Quelles sont les limites de l’invective en politique? Cette délicate question s’est posée vendredi au Tribunal de police. Sur le banc des prévenus, le très impulsif Thierry Cerutti, membre du Mouvement citoyens genevois, député, conseiller municipal et gendarme, est accusé d’avoir calomnié le parti socialiste de Vernier (PSV) dans un blog au vitriol comparant ses méthodes à celles du régime nazi. Le principal intéressé se défend d’avoir voulu blesser, évoque un combat loyal et rappelle qu’il se fait lui-même régulièrement traiter de «fasciste, de voyou ou de mafieux» sans que quiconque soit inquiété.

«Le parti d’Adolf»

Le texte querellé, «le poker menteur du PS Vernier», remonte au mois de juillet 2014 et dénonce, en des termes peu subtils, la possibilité laissée «au Sieur Apothéloz» de se présenter pour un quatrième mandat à la faveur d’une sorte de putsch. Le parti est comparé à un parti totalitaire, «notamment le parti national-socialiste d’Adolf», qui se moque de la volonté de ses membres et dont les chefs phagocytent le pouvoir à l’image des pires dirigeants de l’histoire. Un second écrit, dans la même veine, a encore été publié quelques jours plus tard.
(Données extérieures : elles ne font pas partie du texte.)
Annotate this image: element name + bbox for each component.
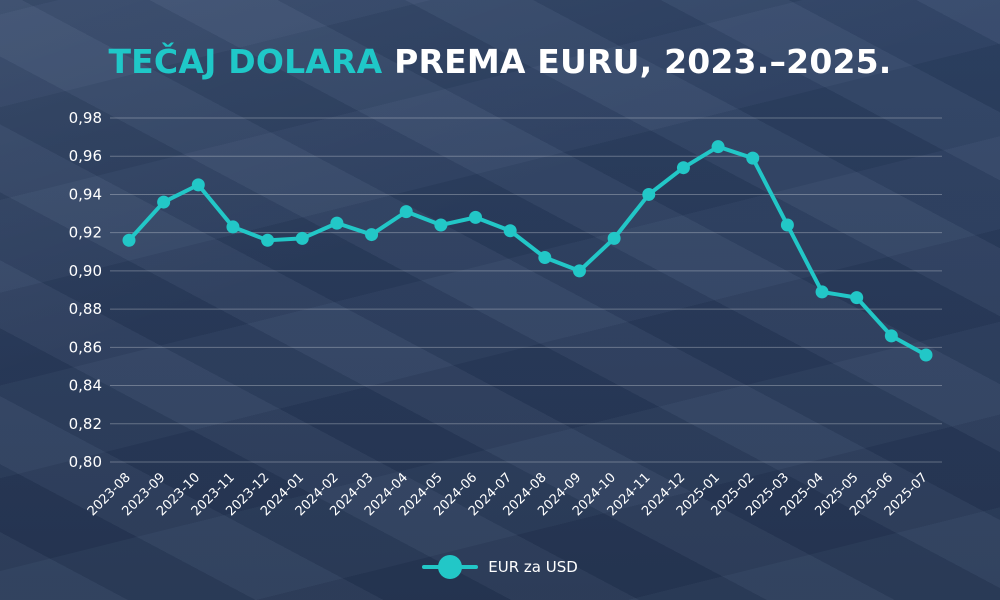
data-point	[538, 251, 552, 265]
y-tick-label: 0,96	[69, 147, 102, 165]
y-tick-label: 0,86	[69, 338, 102, 356]
y-tick-label: 0,94	[69, 185, 102, 203]
data-point	[122, 233, 136, 247]
legend-swatch-icon	[422, 555, 479, 579]
data-point	[191, 178, 205, 192]
series-points	[122, 140, 933, 362]
data-point	[815, 285, 829, 299]
data-point	[746, 151, 760, 165]
data-point	[434, 218, 448, 232]
legend: EUR za USD	[0, 555, 1000, 579]
data-point	[780, 218, 794, 232]
x-axis-ticks: 2023-082023-092023-102023-112023-122024-…	[85, 470, 931, 519]
data-point	[399, 205, 413, 219]
data-point	[919, 348, 933, 362]
data-point	[330, 216, 344, 230]
title-highlight: TEČAJ DOLARA	[108, 42, 383, 81]
series-line-eur-za-usd	[127, 144, 928, 357]
data-point	[884, 329, 898, 343]
data-point	[295, 231, 309, 245]
data-point	[607, 231, 621, 245]
y-tick-label: 0,92	[69, 224, 102, 242]
data-point	[676, 161, 690, 175]
data-point	[711, 140, 725, 154]
data-point	[365, 228, 379, 242]
y-tick-label: 0,82	[69, 415, 102, 433]
data-point	[572, 264, 586, 278]
y-tick-label: 0,88	[69, 300, 102, 318]
data-point	[850, 291, 864, 305]
y-tick-label: 0,90	[69, 262, 102, 280]
data-point	[469, 210, 483, 224]
legend-label: EUR za USD	[488, 558, 578, 576]
y-tick-label: 0,80	[69, 453, 102, 471]
data-point	[157, 195, 171, 209]
data-point	[261, 233, 275, 247]
chart-title: TEČAJ DOLARA PREMA EURU, 2023.–2025.	[0, 42, 1000, 81]
data-point	[642, 187, 656, 201]
title-rest: PREMA EURU, 2023.–2025.	[382, 42, 892, 81]
grid-lines	[110, 117, 942, 463]
y-tick-label: 0,84	[69, 377, 102, 395]
y-tick-label: 0,98	[69, 109, 102, 127]
data-point	[226, 220, 240, 234]
data-point	[503, 224, 517, 238]
y-axis-ticks: 0,98 0,96 0,94 0,92 0,90 0,88 0,86 0,84 0,82 0,80	[69, 109, 102, 471]
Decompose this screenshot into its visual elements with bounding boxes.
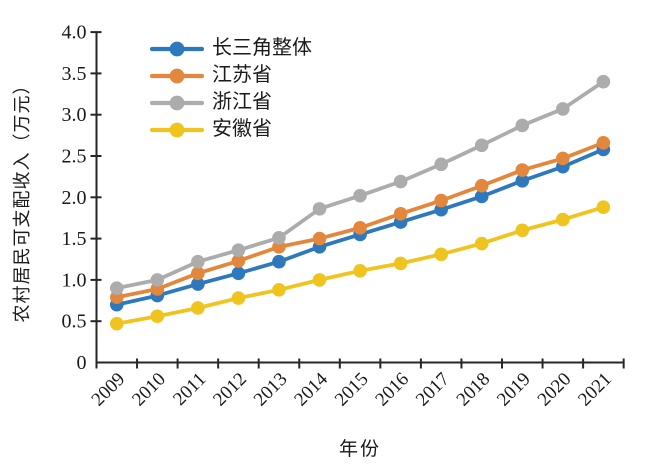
legend-marker-icon [150, 68, 204, 83]
data-point [556, 212, 570, 227]
x-tick-label: 2012 [209, 369, 251, 411]
x-tick-label: 2021 [574, 369, 616, 411]
data-point [312, 273, 327, 287]
data-point [474, 236, 489, 251]
chart-legend: 长三角整体江苏省浙江省安徽省 [150, 35, 312, 143]
x-tick-label: 2011 [169, 369, 210, 410]
x-tick-label: 2014 [290, 368, 332, 410]
legend-item-1: 江苏省 [150, 62, 312, 89]
legend-item-0: 长三角整体 [150, 35, 312, 62]
x-tick-label: 2017 [412, 369, 454, 411]
legend-label: 江苏省 [212, 64, 272, 86]
data-point [312, 202, 327, 216]
data-point [109, 281, 124, 295]
data-point [191, 301, 205, 315]
data-point [353, 264, 367, 278]
data-point [231, 254, 246, 268]
data-point [353, 188, 367, 203]
data-point [393, 174, 408, 189]
data-point [474, 189, 489, 204]
y-tick-label: 0 [77, 352, 87, 374]
x-tick-label: 2009 [88, 369, 130, 411]
legend-item-2: 浙江省 [150, 89, 312, 116]
data-point [434, 247, 448, 262]
data-point [231, 291, 246, 305]
data-point [393, 207, 408, 221]
legend-marker-icon [150, 41, 204, 56]
y-tick-label: 2.5 [62, 146, 87, 168]
data-point [596, 200, 611, 215]
y-tick-label: 3.5 [62, 63, 87, 85]
data-point [150, 273, 165, 287]
data-point [191, 266, 205, 281]
data-point [272, 283, 286, 297]
legend-marker-icon [150, 122, 204, 137]
y-tick-label: 0.5 [62, 311, 87, 333]
y-tick-label: 2.0 [62, 187, 87, 209]
data-point [556, 102, 570, 116]
data-point [596, 135, 611, 150]
data-point [353, 221, 367, 235]
data-point [272, 254, 286, 269]
data-point [515, 163, 530, 177]
x-tick-label: 2020 [534, 369, 576, 411]
data-point [191, 277, 205, 291]
x-tick-label: 2010 [128, 369, 170, 411]
x-tick-label: 2013 [250, 369, 292, 411]
data-point [231, 266, 246, 281]
data-point [474, 178, 489, 193]
y-tick-label: 4.0 [62, 22, 87, 44]
legend-marker-icon [150, 95, 204, 110]
x-tick-label: 2016 [371, 369, 413, 411]
y-axis-title: 农村居民可支配收入（万元） [12, 75, 32, 323]
data-point [231, 243, 246, 257]
data-point [150, 309, 165, 324]
y-tick-label: 1.5 [62, 228, 87, 250]
data-point [393, 256, 408, 271]
data-point [434, 193, 448, 208]
y-tick-label: 1.0 [62, 269, 87, 291]
legend-item-3: 安徽省 [150, 116, 312, 143]
x-tick-label: 2018 [453, 369, 495, 411]
x-axis-title: 年份 [338, 439, 381, 460]
data-point [596, 74, 611, 89]
data-point [556, 151, 570, 166]
y-tick-label: 3.0 [62, 104, 87, 126]
data-point [312, 231, 327, 246]
data-point [434, 157, 448, 172]
data-point [474, 138, 489, 153]
data-point [515, 173, 530, 188]
data-point [515, 118, 530, 133]
data-point [515, 223, 530, 238]
data-point [272, 230, 286, 245]
legend-label: 长三角整体 [212, 37, 312, 59]
legend-label: 安徽省 [212, 118, 272, 140]
data-point [191, 254, 205, 269]
data-point [109, 316, 124, 331]
legend-label: 浙江省 [212, 91, 272, 113]
x-tick-label: 2019 [493, 369, 535, 411]
x-tick-label: 2015 [331, 369, 373, 411]
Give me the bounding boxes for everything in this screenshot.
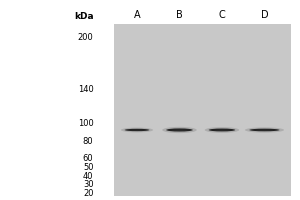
Ellipse shape <box>124 129 149 131</box>
Text: 40: 40 <box>83 172 94 181</box>
Text: 60: 60 <box>83 154 94 163</box>
Text: C: C <box>219 10 225 20</box>
Text: 50: 50 <box>83 163 94 172</box>
Ellipse shape <box>166 128 193 132</box>
Ellipse shape <box>255 130 274 131</box>
Ellipse shape <box>162 127 197 133</box>
Text: B: B <box>176 10 183 20</box>
Ellipse shape <box>172 130 188 131</box>
Text: 20: 20 <box>83 189 94 198</box>
Text: D: D <box>261 10 268 20</box>
Ellipse shape <box>214 130 230 131</box>
Ellipse shape <box>209 129 235 131</box>
Ellipse shape <box>245 127 284 133</box>
Ellipse shape <box>205 127 239 133</box>
Text: 80: 80 <box>83 137 94 146</box>
Text: A: A <box>134 10 140 20</box>
Ellipse shape <box>121 128 153 132</box>
Text: 140: 140 <box>78 85 94 94</box>
Ellipse shape <box>130 130 144 131</box>
Text: kDa: kDa <box>74 12 94 21</box>
Text: 100: 100 <box>78 119 94 128</box>
Text: 200: 200 <box>78 33 94 42</box>
Text: 30: 30 <box>83 180 94 189</box>
Ellipse shape <box>249 129 280 131</box>
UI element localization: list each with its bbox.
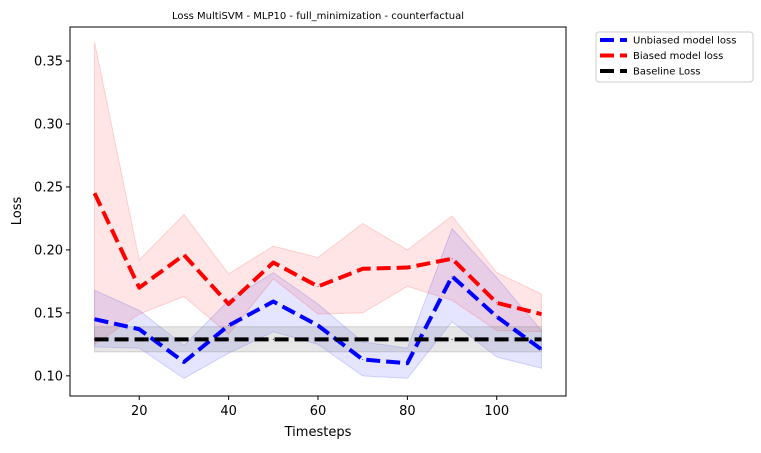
unbiased-model-loss-point xyxy=(406,362,408,364)
baseline-loss-point xyxy=(138,338,140,340)
x-axis-ticks: 20 40 60 80 100 xyxy=(131,396,509,419)
unbiased-model-loss-point xyxy=(451,275,453,277)
baseline-loss-point xyxy=(362,338,364,340)
biased-model-loss-band xyxy=(94,42,542,346)
baseline-loss-point xyxy=(406,338,408,340)
x-tick-label: 60 xyxy=(310,404,327,419)
biased-model-loss-point xyxy=(406,267,408,269)
unbiased-model-loss-legend-label: Unbiased model loss xyxy=(633,36,736,47)
x-tick-label: 20 xyxy=(131,404,148,419)
unbiased-model-loss-point xyxy=(317,324,319,326)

Ces propos n’ont pas été du goût des socialistes de Vernier qui avaient démocratiquement, et à l’unanimité, voté une clause dérogatoire permettant à leur candidat et maire de longue date de se représenter une dernière fois afin «d’enterrer le pire des populistes». Entendez le rival, Thierry Cerutti, lequel ne se privera pas à son procès de relever que «sa vie est peut-être en danger». Plainte est déposée, une enquête est menée à la vitesse de la lumière et une ordonnance pénale est prononcée par le procureur général Olivier Jornot qui condamne le prévenu à une peine de 120 jours-amende avec sursis et une amende de 5000 francs.

Policier et député

C’est contre cette décision que Thierry Cerutti, 46 ans, 23 ans de police et 11 ans de députation derrière lui, mène bataille devant le tribunal et fait beaucoup soupirer le président Stéphane Zen-Ruffinen. Les premières armes employées par la défense, Me Jérôme Picot et Thierry Ulmann, sont procédurales et se révèlent inefficaces. Violation du droit d’être entendu lors de l’enquête, invalidation de l’acte d’accusation émanant d’un procureur général qui aurait dû se récuser et qui a finalement transmis le dossier à un autre procureur, plainte initiale non valable car signature manquante, tous ces incidents sont balayés.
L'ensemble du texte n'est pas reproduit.